Verhaal van Noach met de ark vol dieren is welbekend. Weten de kinderen ook hoe de zonen van Noach heten en dat van hen alle mensen op aarde afstammen? Afhankelijk van de leeftijd kunt u op de kindernevendienst verder praten/ kleuren/ tekenen over Noach, de dieren in de ark en de geschiedenis van de slavernij. U kunt eventueel ter voorbereiding informeren naar verwerkingsmateriaal op school. Ook kunt u zoeken op internet.
Kinderen gaan naar de nevendienst
Lezing uit het Evangelie: Matteüs 25:14-30
Zingen: Lied 975:1, 2, 3 NLB
Lezing uit het Nieuwe Testament: 1 Petrus 4:10-11
Zingen: Lied 339a, b of c NLB (de keuze is mede afhankelijk van de organist en de gemeente)
Verkondiging – naar aanleiding van 1 Petrus 4:10 (zie onder)
Zingen: Lied 974 NLB
Kinderen komen terug uit de nevendienst
Gebeden en gaven
Voorbeden, stil gebed, gezamenlijk ‘Onzevader’
Sterke, liefdevolle God,
hoe verbaast het ons altijd weer dat Gij ons mensen in uw dienst wilt nemen,
wij die U zo weinig de ruimte willen geven in ons leven, ruimte die U toekomt.

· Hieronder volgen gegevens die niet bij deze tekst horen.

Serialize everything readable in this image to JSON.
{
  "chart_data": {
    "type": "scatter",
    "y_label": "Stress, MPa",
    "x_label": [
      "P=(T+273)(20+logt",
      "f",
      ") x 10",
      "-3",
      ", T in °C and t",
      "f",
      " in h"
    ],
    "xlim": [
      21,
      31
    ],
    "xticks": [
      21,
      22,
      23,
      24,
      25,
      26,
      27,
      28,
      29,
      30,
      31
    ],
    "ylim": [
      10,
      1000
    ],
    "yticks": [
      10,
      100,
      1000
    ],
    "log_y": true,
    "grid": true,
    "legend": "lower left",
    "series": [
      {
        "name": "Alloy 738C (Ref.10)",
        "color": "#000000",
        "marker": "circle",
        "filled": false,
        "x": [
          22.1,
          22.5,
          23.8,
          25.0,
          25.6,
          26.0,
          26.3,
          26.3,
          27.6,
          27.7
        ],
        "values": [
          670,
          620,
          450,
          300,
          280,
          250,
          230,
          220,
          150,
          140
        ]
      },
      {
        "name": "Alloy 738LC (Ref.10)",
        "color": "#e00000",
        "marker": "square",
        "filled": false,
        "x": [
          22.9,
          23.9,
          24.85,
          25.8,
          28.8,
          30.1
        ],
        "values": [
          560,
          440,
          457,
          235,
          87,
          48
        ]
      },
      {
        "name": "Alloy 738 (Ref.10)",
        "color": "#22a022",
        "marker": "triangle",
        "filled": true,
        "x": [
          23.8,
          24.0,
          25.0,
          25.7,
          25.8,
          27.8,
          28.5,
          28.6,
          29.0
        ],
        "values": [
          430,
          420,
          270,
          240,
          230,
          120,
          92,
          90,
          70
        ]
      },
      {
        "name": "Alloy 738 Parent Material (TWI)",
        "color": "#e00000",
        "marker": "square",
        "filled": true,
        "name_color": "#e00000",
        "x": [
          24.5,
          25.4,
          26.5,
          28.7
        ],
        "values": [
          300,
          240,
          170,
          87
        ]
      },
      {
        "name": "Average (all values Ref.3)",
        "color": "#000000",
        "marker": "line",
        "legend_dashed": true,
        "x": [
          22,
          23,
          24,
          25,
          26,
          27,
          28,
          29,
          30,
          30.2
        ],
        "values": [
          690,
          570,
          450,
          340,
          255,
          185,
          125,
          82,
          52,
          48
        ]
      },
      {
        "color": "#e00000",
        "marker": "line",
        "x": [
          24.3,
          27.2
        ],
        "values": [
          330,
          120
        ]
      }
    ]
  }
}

En hoe beschaamt het ons altijd weer, want wie zijn wij dat Gij uw gaven aan ons schenkt, dat U zoveel vertrouwen in ons hebt en ons een talent geeft, dat eigene dat ons allemaal tot een uniek, onvervangbaar mens maakt.
Wij danken U dat Gij ons begin zijt, onze inspirator, degene die groeikracht geeft, die richting wijst, die voltooit. Geprezen zijt Gij, Heer; dag aan dag draagt Gij ons leven.
Sterke, liefdevolle God, alles wat ons in de weg staat om een mens van U te zijn, om ons talent ongebruikt te laten, wéér dat van ons af: angst, wantrouwen, tegenwerking – laat niets of niemand ons verhinderen om in alle vrijheid U en elkaar van dienst te zijn.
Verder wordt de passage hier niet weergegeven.